Gli effetti negativi dell’emigrazione dei lavoratori sembrano quindi agire principalmente attraverso due canali: una diminuzione del numero di imprese che operano sul mercato e una perdita di produttività, che si traduce anche in minori salari. L’evidenza empirica suggerisce che l’apertura del mercato svizzero ha comportato una perdita di capitale umano specifico all’impresa, scarsamente reperibile sul mercato del lavoro, generando perdite in termini di produttività e salari, solo in parte compensate dai maggiori investimenti in capitale fisico. Il rischio è di instaurare un circolo vizioso, dove la perdita di lavoratori con elevate competenze conduce a un ulteriore deterioramento del sistema produttivo, sempre meno in grado di attrarre lavoratori qualificati per i quali diventerà più probabile il trasferimento all’estero. L’emigrazione può avere effetti molto positivi se temporanea e finalizzata ad accumulare nuove competenze all’estero.

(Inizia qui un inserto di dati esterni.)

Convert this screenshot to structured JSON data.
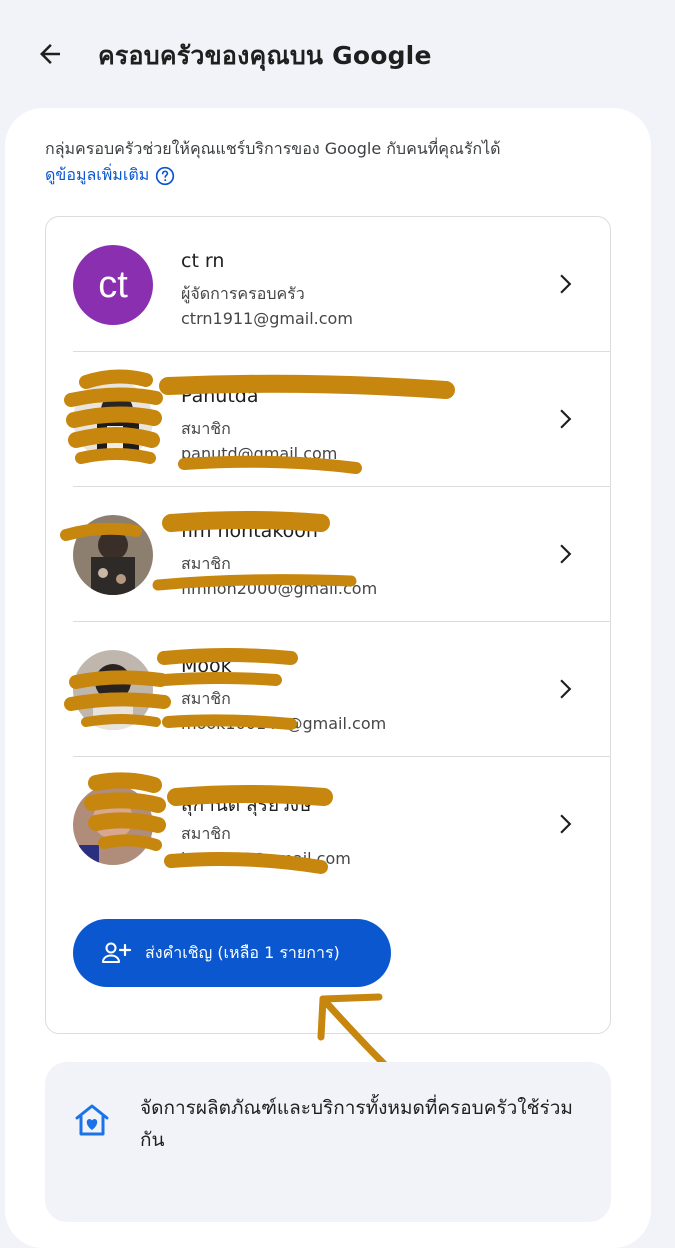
{
  "header": {
    "title": "ครอบครัวของคุณบน Google",
    "back_icon": "arrow-left-icon"
  },
  "intro": {
    "description": "กลุ่มครอบครัวช่วยให้คุณแชร์บริการของ Google กับคนที่คุณรักได้",
    "learn_more": "ดูข้อมูลเพิ่มเติม",
    "learn_more_icon": "help-circle-icon"
  },
  "members": [
    {
      "initials": "ct",
      "name": "ct rn",
      "role": "ผู้จัดการครอบครัว",
      "email": "ctrn1911@gmail.com",
      "avatar_color": "#8a2fb0"
    },
    {
      "name": "Panutda",
      "role": "สมาชิก",
      "email": "panutd@gmail.com"
    },
    {
      "name": "fim nontakoon",
      "role": "สมาชิก",
      "email": "fimnon2000@gmail.com"
    },
    {
      "name": "Mook",
      "role": "สมาชิก",
      "email": "mook100147@gmail.com"
    },
    {
      "name": "สุกานต์ สุริยวงษ์",
      "role": "สมาชิก",
      "email": "kantin44@gmail.com"
    }
  ],
  "invite": {
    "label": "ส่งคำเชิญ (เหลือ 1 รายการ)",
    "icon": "person-add-icon"
  },
  "manage": {
    "label": "จัดการผลิตภัณฑ์และบริการทั้งหมดที่ครอบครัวใช้ร่วมกัน",
    "icon": "family-home-heart-icon"
  },
  "colors": {
    "accent": "#0b57d0",
    "background": "#f1f3f8",
    "manager_avatar": "#8a2fb0",
    "redaction": "#c7860e"
  }
}
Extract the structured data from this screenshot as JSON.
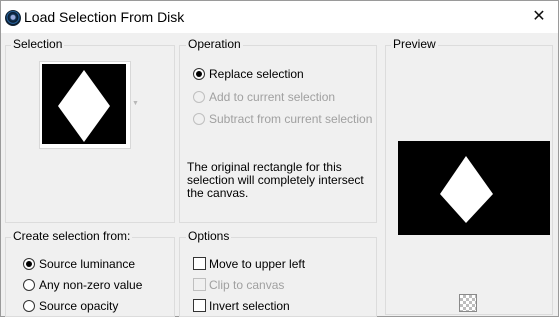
{
  "window": {
    "title": "Load Selection From Disk",
    "close_glyph": "✕",
    "icon": "app-icon"
  },
  "selection_group": {
    "label": "Selection",
    "dropdown_glyph": "▼"
  },
  "operation_group": {
    "label": "Operation",
    "options": [
      {
        "label": "Replace selection",
        "selected": true,
        "enabled": true
      },
      {
        "label": "Add to current selection",
        "selected": false,
        "enabled": false
      },
      {
        "label": "Subtract from current selection",
        "selected": false,
        "enabled": false
      }
    ],
    "info_text": "The original rectangle for this selection will completely intersect the canvas."
  },
  "preview_group": {
    "label": "Preview",
    "transparency_icon": "checkerboard-icon"
  },
  "create_group": {
    "label": "Create selection from:",
    "options": [
      {
        "label": "Source luminance",
        "selected": true
      },
      {
        "label": "Any non-zero value",
        "selected": false
      },
      {
        "label": "Source opacity",
        "selected": false
      }
    ]
  },
  "options_group": {
    "label": "Options",
    "checks": [
      {
        "label": "Move to upper left",
        "checked": false,
        "enabled": true
      },
      {
        "label": "Clip to canvas",
        "checked": false,
        "enabled": false
      },
      {
        "label": "Invert selection",
        "checked": false,
        "enabled": true
      }
    ]
  },
  "colors": {
    "canvas": "#000000",
    "shape": "#ffffff",
    "disabled_text": "#a0a0a0"
  }
}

La letteratura mostra come gli incentivi al rientro sono più forti, specialmente per i professionisti più qualificati, quando la nazione di origine ha ampie prospettive di crescita. Ma questo, da diversi decenni, ahinoi non è il caso dell’Italia. Quindi, al fine di mitigare le conseguenze negative dell’emigrazione sulle imprese è essenziale ridurre il gap salariale (con altre nazioni) dei lavoratori, specie quelli più qualificati, e incentivarne il rientro e l’assunzione da parte delle imprese. In questo senso, due vie sono percorribili in parallelo. Da un lato, può essere efficace potenziare e spronare le aziende a sfruttare le recenti misure di incentivo all’innovazione per favorire aumenti di produttività attraverso investimenti in ricerca e sviluppo, nella digitalizzazione e nell’efficientamento dei processi, permettendo alle aziende di pagare salari più elevati. Dall’altro lato, può essere efficace potenziare gli incentivi per i lavoratori che rientrano in Italia o più in generale per aumentare il flusso di lavoratori ad alta qualifica dall’estero, e allo stesso tempo, pur preservando i saldi di finanza pubblica, offrire sostegno alle imprese che li assumono. Ma non penso che succederà, almeno in gran parte.